Mariana le dedicó una sonrisa y lo vio perderse por una puertecilla, luego se encaminó hacia la salida del templo, pero al acercarse a la puerta una sombra salió de debajo de la pila del agua bendita. Mariana temió que se abalanzara sobre ella, pero se perdió rápidamente por el cancel. Se quedó unos segundos paralizada. Por el salto tenía que tratarse de un hombre y le pareció desgarbado, pero la penumbra en la que estaba sumido el templo le impidió percibirlo bien. Miró bajo la enorme concha de la pila y advirtió que había algo. Se acercó temerosa y comprobó que era otra persona. Estaba como acurrucada, inmóvil, como si no le hubiera dado tiempo a huir. Tenía la cabeza hundida entre los hombros y resultaba difícil distinguir si se trataba de un hombre o una mujer. Mariana iba a gritarle algo, pero se desplomó en el suelo. Era un hombre que la miraba con ojos vidriosos y una mueca desagradable en la boca. Tenía las manos atadas con una cuerda y una cartela colgada al cuello. Estaba muerto.

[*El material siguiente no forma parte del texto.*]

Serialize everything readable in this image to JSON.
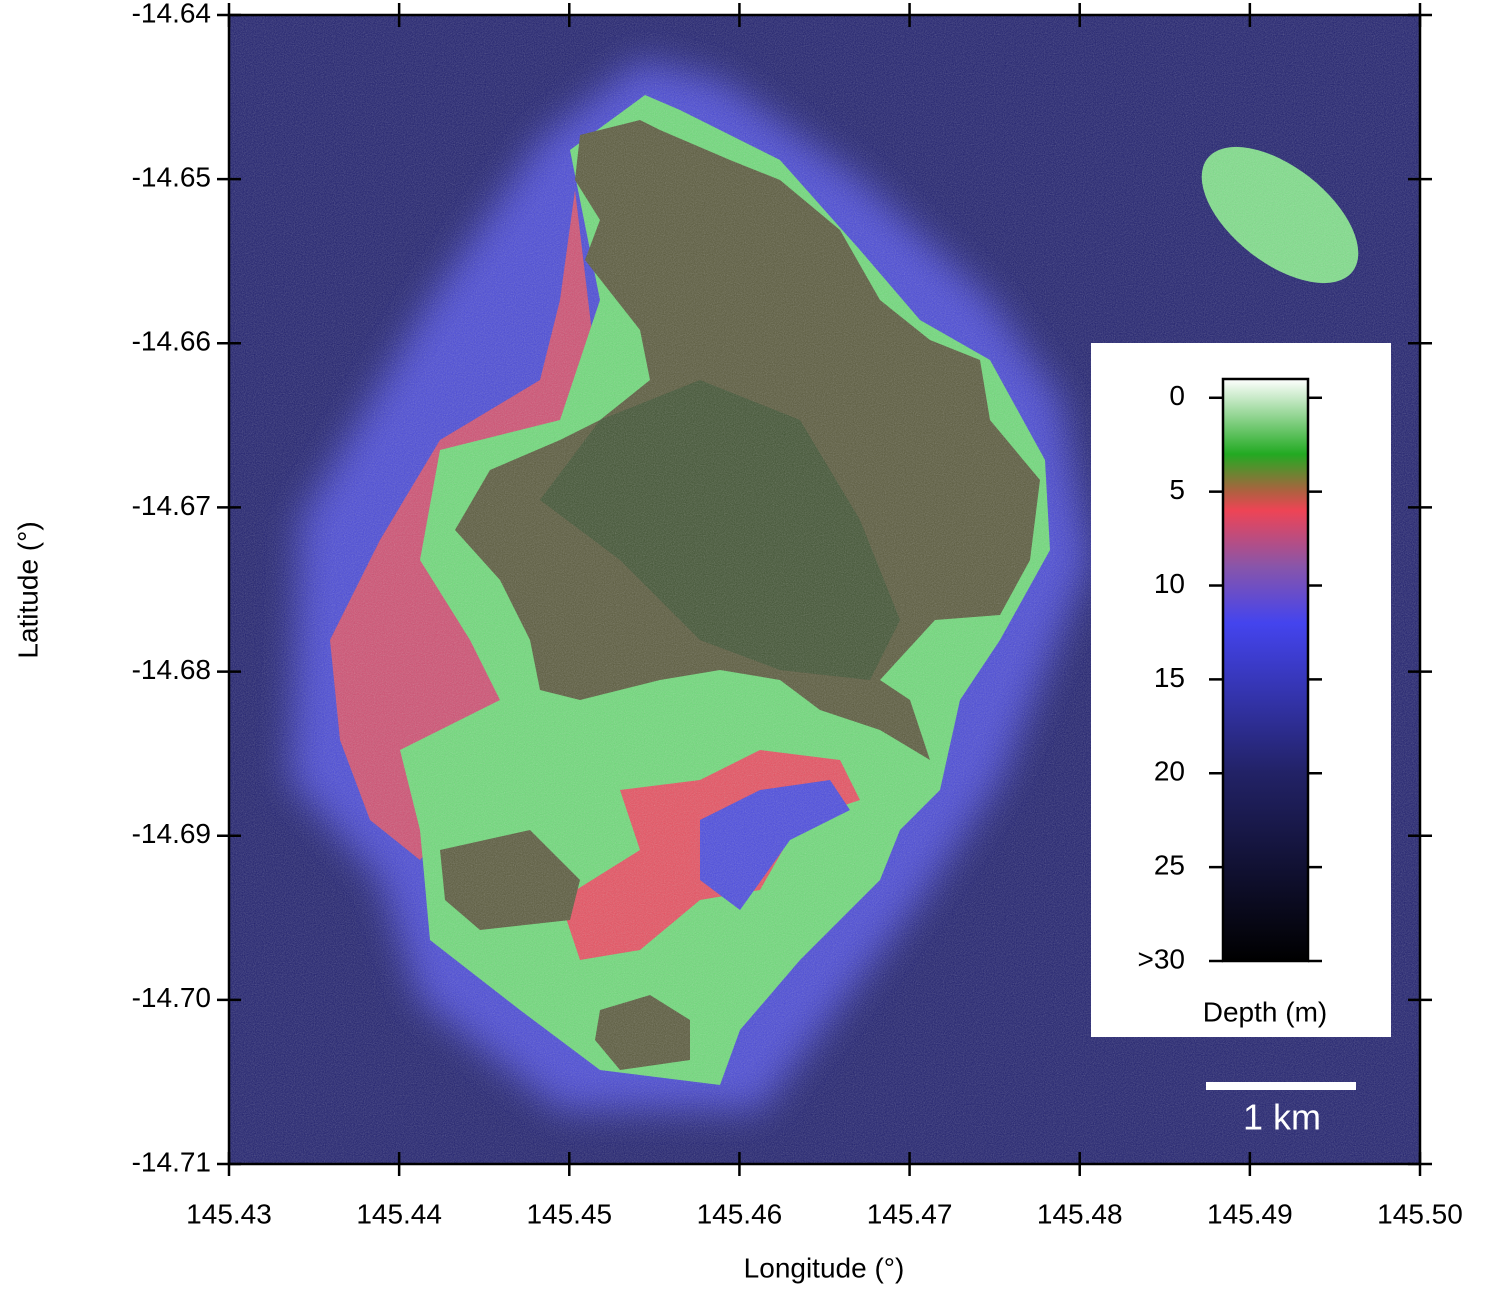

Cuando se recuperó de la impresión, salió a toda prisa de la iglesia, pero en la calleja sólo vio a una pareja de mujeres que conversaban tranquilamente a la puerta de una casa. Se acercó y les preguntó:

—¿Llevan aquí mucho rato?

Las mujeres la miraron suspicaces, pero una de ellas advirtió la palidez mortal que se había apoderado del semblante de Mariana.

—¿Le ocurre algo?

—¿Han visto pasar a un hombre?

—No ha pasado nadie, aunque mi comadre Rita y yo acabamos de asomarnos.

Entonces fue la comadre Rita quien le dijo:

—Bueno, cuando salíamos al zaguán he visto pasar a un hombre corriendo a toda prisa. Ha debido de irse por aquella esquina —dijo señalando el recodo que formaba el campanario.

—También yo lo he visto —corroboró la otra—. Me ha parecido delgaducho y que vestía completamente de negro. ¿Le ha robado, ese granuja?

—No, no. Supongo que no lo han visto entrar a la iglesia.

—Ni entrar ni salir. Sólo correr hacia donde le acabo de decir.